Complex Event Processing with Apache Flink – An Introductory Guide 1


1. Objective

This tutorial on Complex Event Processing with Apache Flink will help you in understanding Flink CEP library, how CEP programs are written using Pattern API, various CEP pattern operations with syntax, Pattern detection in CEP and advantages of CEP operations in Flink.

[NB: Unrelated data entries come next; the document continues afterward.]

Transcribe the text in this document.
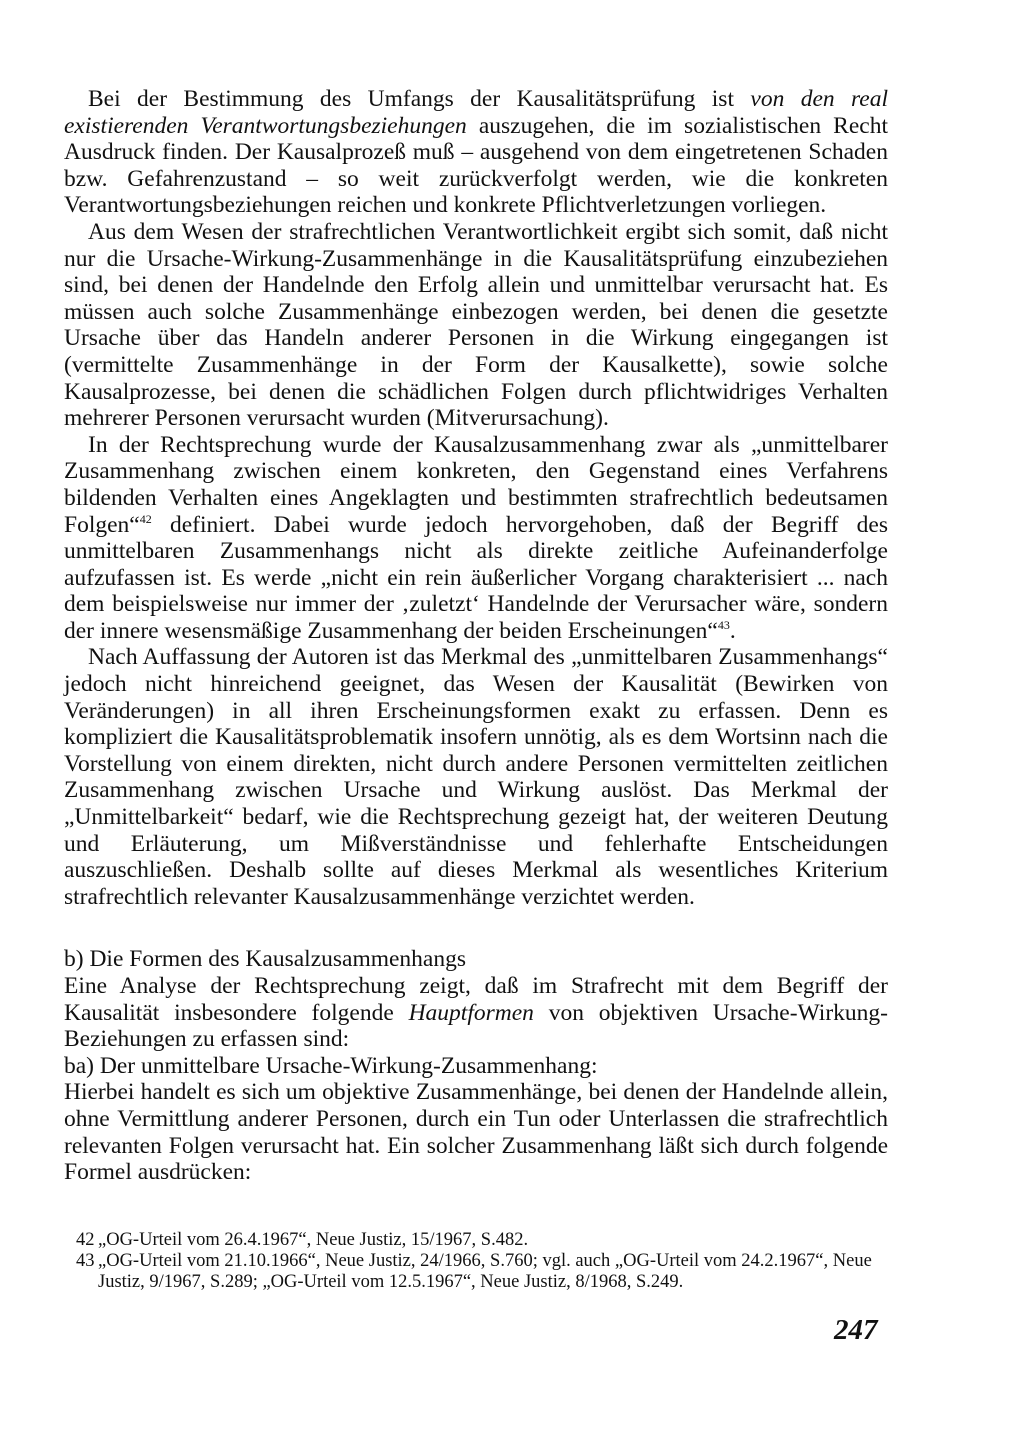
Bei der Bestimmung des Umfangs der Kausalitätsprüfung ist von den real existierenden Verantwortungsbeziehungen auszugehen, die im sozialistischen Recht Ausdruck finden. Der Kausalprozeß muß – ausgehend von dem eingetretenen Schaden bzw. Gefahrenzustand – so weit zurückverfolgt werden, wie die konkreten Verantwortungsbeziehungen reichen und konkrete Pflichtverletzungen vorliegen.

Aus dem Wesen der strafrechtlichen Verantwortlichkeit ergibt sich somit, daß nicht nur die Ursache-Wirkung-Zusammenhänge in die Kausalitätsprüfung einzubeziehen sind, bei denen der Handelnde den Erfolg allein und unmittelbar verursacht hat. Es müssen auch solche Zusammenhänge einbezogen werden, bei denen die gesetzte Ursache über das Handeln anderer Personen in die Wirkung eingegangen ist (vermittelte Zusammenhänge in der Form der Kausalkette), sowie solche Kausalprozesse, bei denen die schädlichen Folgen durch pflichtwidriges Verhalten mehrerer Personen verursacht wurden (Mitverursachung).

In der Rechtsprechung wurde der Kausalzusammenhang zwar als „unmittelbarer Zusammenhang zwischen einem konkreten, den Gegenstand eines Verfahrens bildenden Verhalten eines Angeklagten und bestimmten strafrechtlich bedeutsamen Folgen“$^{42}$ definiert. Dabei wurde jedoch hervorgehoben, daß der Begriff des unmittelbaren Zusammenhangs nicht als direkte zeitliche Aufeinanderfolge aufzufassen ist. Es werde „nicht ein rein äußerlicher Vorgang charakterisiert ... nach dem beispielsweise nur immer der ‚zuletzt‘ Handelnde der Verursacher wäre, sondern der innere wesensmäßige Zusammenhang der beiden Erscheinungen“$^{43}$.

Nach Auffassung der Autoren ist das Merkmal des „unmittelbaren Zusammenhangs“ jedoch nicht hinreichend geeignet, das Wesen der Kausalität (Bewirken von Veränderungen) in all ihren Erscheinungsformen exakt zu erfassen. Denn es kompliziert die Kausalitätsproblematik insofern unnötig, als es dem Wortsinn nach die Vorstellung von einem direkten, nicht durch andere Personen vermittelten zeitlichen Zusammenhang zwischen Ursache und Wirkung auslöst. Das Merkmal der „Unmittelbarkeit“ bedarf, wie die Rechtsprechung gezeigt hat, der weiteren Deutung und Erläuterung, um Mißverständnisse und fehlerhafte Entscheidungen auszuschließen. Deshalb sollte auf dieses Merkmal als wesentliches Kriterium strafrechtlich relevanter Kausalzusammenhänge verzichtet werden.

b) Die Formen des Kausalzusammenhangs

Eine Analyse der Rechtsprechung zeigt, daß im Strafrecht mit dem Begriff der Kausalität insbesondere folgende Hauptformen von objektiven Ursache-Wirkung-Beziehungen zu erfassen sind:

ba) Der unmittelbare Ursache-Wirkung-Zusammenhang:

Hierbei handelt es sich um objektive Zusammenhänge, bei denen der Handelnde allein, ohne Vermittlung anderer Personen, durch ein Tun oder Unterlassen die strafrechtlich relevanten Folgen verursacht hat. Ein solcher Zusammenhang läßt sich durch folgende Formel ausdrücken:

42 „OG-Urteil vom 26.4.1967“, Neue Justiz, 15/1967, S.482.
43 „OG-Urteil vom 21.10.1966“, Neue Justiz, 24/1966, S.760; vgl. auch „OG-Urteil vom 24.2.1967“, Neue Justiz, 9/1967, S.289; „OG-Urteil vom 12.5.1967“, Neue Justiz, 8/1968, S.249.
247
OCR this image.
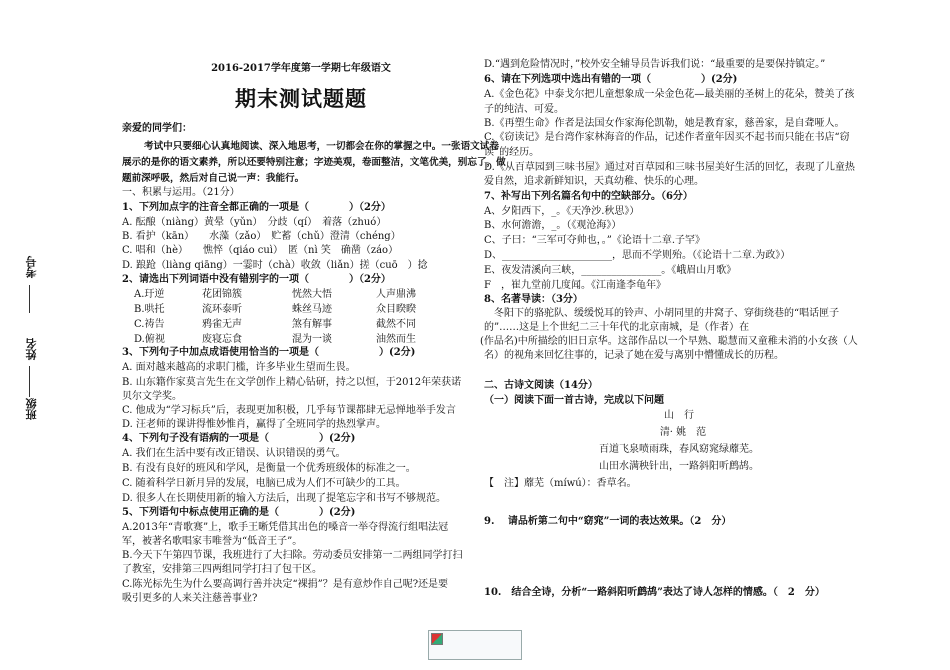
考号
姓名
班级
2016-2017学年度第一学期七年级语文
期末测试题题
亲爱的同学们：
考试中只要细心认真地阅读、深入地思考，一切都会在你的掌握之中。一张语文试卷
展示的是你的语文素养，所以还要特别注意；字迹美观，卷面整洁，文笔优美，别忘了，做
题前深呼吸，然后对自己说一声：我能行。
一、积累与运用。（21分）
1、下列加点字的注音全都正确的一项是（　　　　）（2分）
A. 酝酿（niàng）黄晕（yǔn）　分歧（qí）　着落（zhuó）
B. 看护（kān）　　水藻（zǎo）　贮蓄（chǔ）澄清（chéng）
C. 唱和（hè）　　憔悴（qiáo cuì）　匿（nì 笑　确凿（záo）
D. 踉跄（liàng qiāng）一霎时（chà）收敛（liǎn）搓（cuō　）捻
2、请选出下列词语中没有错别字的一项（　　　　）（2分）
A.玗逆	花团锦簇	恍然大悟	人声鼎沸
B.哄托	流环泰听	蛛丝马迹	众目睽睽
C.祷告	鸦雀无声	煞有解事	截然不同
D.俯视	废寝忘食	混为一谈	油然而生
3、下列句子中加点成语使用恰当的一项是（　　　　　　）(2分)
A. 面对越来越高的求职门槛，许多毕业生望而生畏。
B. 山东籍作家莫言先生在文学创作上精心钻研，持之以恒，于2012年荣获诺
贝尔文学奖。
C. 他成为“学习标兵”后，表现更加积极，几乎每节课都肆无忌惮地举手发言
D. 汪老师的课讲得惟妙惟肖，赢得了全班同学的热烈掌声。
4、下列句子没有语病的一项是（　　　　　）(2分)
A. 我们在生活中要有改正错误、认识错误的勇气。
B. 有没有良好的班风和学风，是衡量一个优秀班级体的标准之一。
C. 随着科学日新月异的发展，电脑已成为人们不可缺少的工具。
D. 很多人在长期使用新的输入方法后，出现了提笔忘字和书写不够规范。
5、下列语句中标点使用正确的是（　　　　）(2分)
A.2013年“青歌赛”上，歌手王晰凭借其出色的嗓音一举夺得流行组唱法冠
军，被著名歌唱家韦唯誉为“低音王子”。
B.今天下午第四节课，我班进行了大扫除。劳动委员安排第一二两组同学打扫
了教室，安排第三四两组同学打扫了包干区。
C.陈光标先生为什么要高调行善并决定“裸捐”？是有意炒作自己呢?还是要
吸引更多的人来关注慈善事业?
D.“遇到危险情况时，”校外安全辅导员告诉我们说：“最重要的是要保持镇定。”
6、请在下列选项中选出有错的一项（　　　　　）(2分)
A.《金色花》中泰戈尔把儿童想象成一朵金色花—最美丽的圣树上的花朵，赞美了孩
子的纯洁、可爱。
B.《再塑生命》作者是法国女作家海伦凯勒，她是教育家，慈善家，是自聋哑人。
C.《窃读记》是台湾作家林海音的作品，记述作者童年因买不起书而只能在书店“窃
读”的经历。
D.《从百草园到三味书屋》通过对百草园和三味书屋美好生活的回忆，表现了儿童热
爱自然，追求新鲜知识，天真幼稚、快乐的心理。
7、补写出下列名篇名句中的空缺部分。（6分）
A、夕阳西下，_。《天净沙.秋思》）
B、水何澹澹，_。（《观沧海》）
C、子曰：“三军可夺帅也，。”《论语十二章.子罕》
D、______________________，思而不学则殆。（《论语十二章.为政》）
E、夜发清溪向三峡，________________。《峨眉山月歌》
F　，崔九堂前几度闻。《江南逢李龟年》
8、名著导读：（3分）
　冬阳下的骆驼队、缓缓悦耳的铃声、小胡同里的井窝子、穿街绕巷的“唱话匣子
的”……这是上个世纪二三十年代的北京南城，是（作者）在
(作品名)中所描绘的旧日京华。这部作品以一个早熟、聪慧而又童稚未消的小女孩（人
名）的视角来回忆往事的，记录了她在爱与离别中懵懂成长的历程。
二、古诗文阅读（14分）
（一）阅读下面一首古诗，完成以下问题
山　行
清· 姚　范
百道飞泉喷雨珠，春风窈窕绿蘼芜。
山田水满秧针出，一路斜阳听鹧鸪。
【　注】蘼芜（míwú）：香草名。
9.　 请品析第二句中“窈窕”一词的表达效果。（2　分）
10.　结合全诗，分析“一路斜阳听鹧鸪”表达了诗人怎样的情感。（　2　分）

You will also learn Flink Complex event processing use cases and examples to get in depth knowledge of complex event processing for Flink.

Complex Event Processing with Apache Flink

2. Introduction to Complex Event Processing with Apache Flink

With the increasing size of data and smart devices continuously collecting more and more data, there is a challenge to analyze this growing stream of data in near real-time for reacting quickly to changing trends or for delivering up to date business intelligence which can decide company’s success or failure. Detection of event patterns in data streams is a key problem in real time processing.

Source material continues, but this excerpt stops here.